Cardiovascular instability in liver transplant may occur during liver explantation, during clamping the IVC and at the time of the reperfusion. [4] In the second case, during the dissection phase, hypotension occurred despite a very high dose of noradrenaline infusion. At this point, SVR was very low (371 dyne.s/cm 5 ) but MPAP, PCWP and CO were in the normal range and ABG showed metabolic acidosis (pH-7.18, BE-12.9). The patient responded to 100 ml of 7.5% sodium-bicarbonate and terlipressin infusion (1.5 mcg/kg/h). Terlipressin has greater selectivity for the V 1 receptor than vasopressin. [9] Terlipressin administration increases MAP and SVR in patients with portal hypertension. Although its bolus injection may reduce cardiac function, infusion does not have harmful effects. [10] Perioperative fluid management was aided by PAC, SVV and CVP. Though transoesophageal echocardiography demonstrates close correlation with ventricular volume, it was not used as both patients had gastro-oesophageal varices and were on antiplatelet therapy.

The decrease in venous return caused by cross-clamping of IVC leads to hypotension. [4],[11] The change in arterial pressure induced by partial clamping of IVC has been found to be minimal in deceased-donated liver transplants. [11] Hence, during the implantation, surgeons applied partial clamp on IVC.
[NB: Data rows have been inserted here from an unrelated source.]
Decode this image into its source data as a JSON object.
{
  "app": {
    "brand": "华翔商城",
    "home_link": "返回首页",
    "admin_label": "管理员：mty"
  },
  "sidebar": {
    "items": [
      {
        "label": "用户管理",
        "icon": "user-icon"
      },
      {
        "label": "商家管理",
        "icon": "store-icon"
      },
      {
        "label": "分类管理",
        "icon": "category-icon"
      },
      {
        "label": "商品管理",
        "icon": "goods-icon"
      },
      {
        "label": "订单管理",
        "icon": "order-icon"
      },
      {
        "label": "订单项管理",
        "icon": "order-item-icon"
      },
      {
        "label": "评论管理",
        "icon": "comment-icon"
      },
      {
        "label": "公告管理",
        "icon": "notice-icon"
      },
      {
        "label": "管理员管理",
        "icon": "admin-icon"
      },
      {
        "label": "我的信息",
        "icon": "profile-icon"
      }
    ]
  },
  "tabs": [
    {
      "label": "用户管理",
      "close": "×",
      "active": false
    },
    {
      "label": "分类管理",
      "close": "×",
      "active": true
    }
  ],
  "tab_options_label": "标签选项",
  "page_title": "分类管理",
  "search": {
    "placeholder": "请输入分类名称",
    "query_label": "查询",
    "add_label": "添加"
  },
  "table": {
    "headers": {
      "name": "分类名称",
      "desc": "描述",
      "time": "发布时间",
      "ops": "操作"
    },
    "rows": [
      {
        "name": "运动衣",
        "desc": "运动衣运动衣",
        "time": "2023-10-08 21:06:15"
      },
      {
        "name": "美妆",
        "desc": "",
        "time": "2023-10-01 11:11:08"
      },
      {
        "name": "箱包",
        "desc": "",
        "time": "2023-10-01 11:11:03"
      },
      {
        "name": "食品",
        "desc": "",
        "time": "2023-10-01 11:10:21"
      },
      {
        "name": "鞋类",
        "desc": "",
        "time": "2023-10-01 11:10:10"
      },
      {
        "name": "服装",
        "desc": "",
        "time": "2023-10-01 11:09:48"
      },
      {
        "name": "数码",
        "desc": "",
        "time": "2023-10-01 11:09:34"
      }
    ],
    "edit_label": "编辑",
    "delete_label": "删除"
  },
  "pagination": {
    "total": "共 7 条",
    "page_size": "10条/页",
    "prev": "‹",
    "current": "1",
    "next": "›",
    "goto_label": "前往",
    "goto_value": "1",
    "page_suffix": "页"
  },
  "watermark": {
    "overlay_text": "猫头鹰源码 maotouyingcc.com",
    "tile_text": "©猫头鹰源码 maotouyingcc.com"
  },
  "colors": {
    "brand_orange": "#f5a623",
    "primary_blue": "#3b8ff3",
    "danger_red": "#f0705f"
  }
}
The venous return from the bowel is occluded when the diseased liver is removed. At the time of reperfusion, hypotension occurs mainly because of fall in SVR mediated by sudden release of accumulated metabolic substances, pooled deoxygenated blood and preservative solution into the circulation. [4] In patients with CAD, acute hypotension may not be tolerated well. Portal flush was employed just before reperfusion to avoid PRPS. This involved venting of approximately 300 ml of blood through portal vein, along with venacaval venting, after establishing all venous connections with suprahepatic cava temporarily occluded. The technique reduces the risk of PRPS by decreasing the load of inflammatory cytokines released into the circulation at the time of reperfusion, thereby decreasing the risk of associated severe haemodynamic changes. [12] Portal flush also leads to quicker decompression of the venous drainage of the bowel. [12]

Further, a lower MELD score (12 and 15) at the time of liver transplant might have contributed to successful outcome in our patients. [1]


The comprehensive strategy of maintaining SVR, PAC- and SVV-guided volume administration, surgical techniques avoiding cross-clamping of IVC and employing portal flush before reperfusion resulted in a stable circulation and outcome during the liver transplantation procedure. The utilization of partial clamping has a physiological basis; however, its merits require further substantiation in LRLT.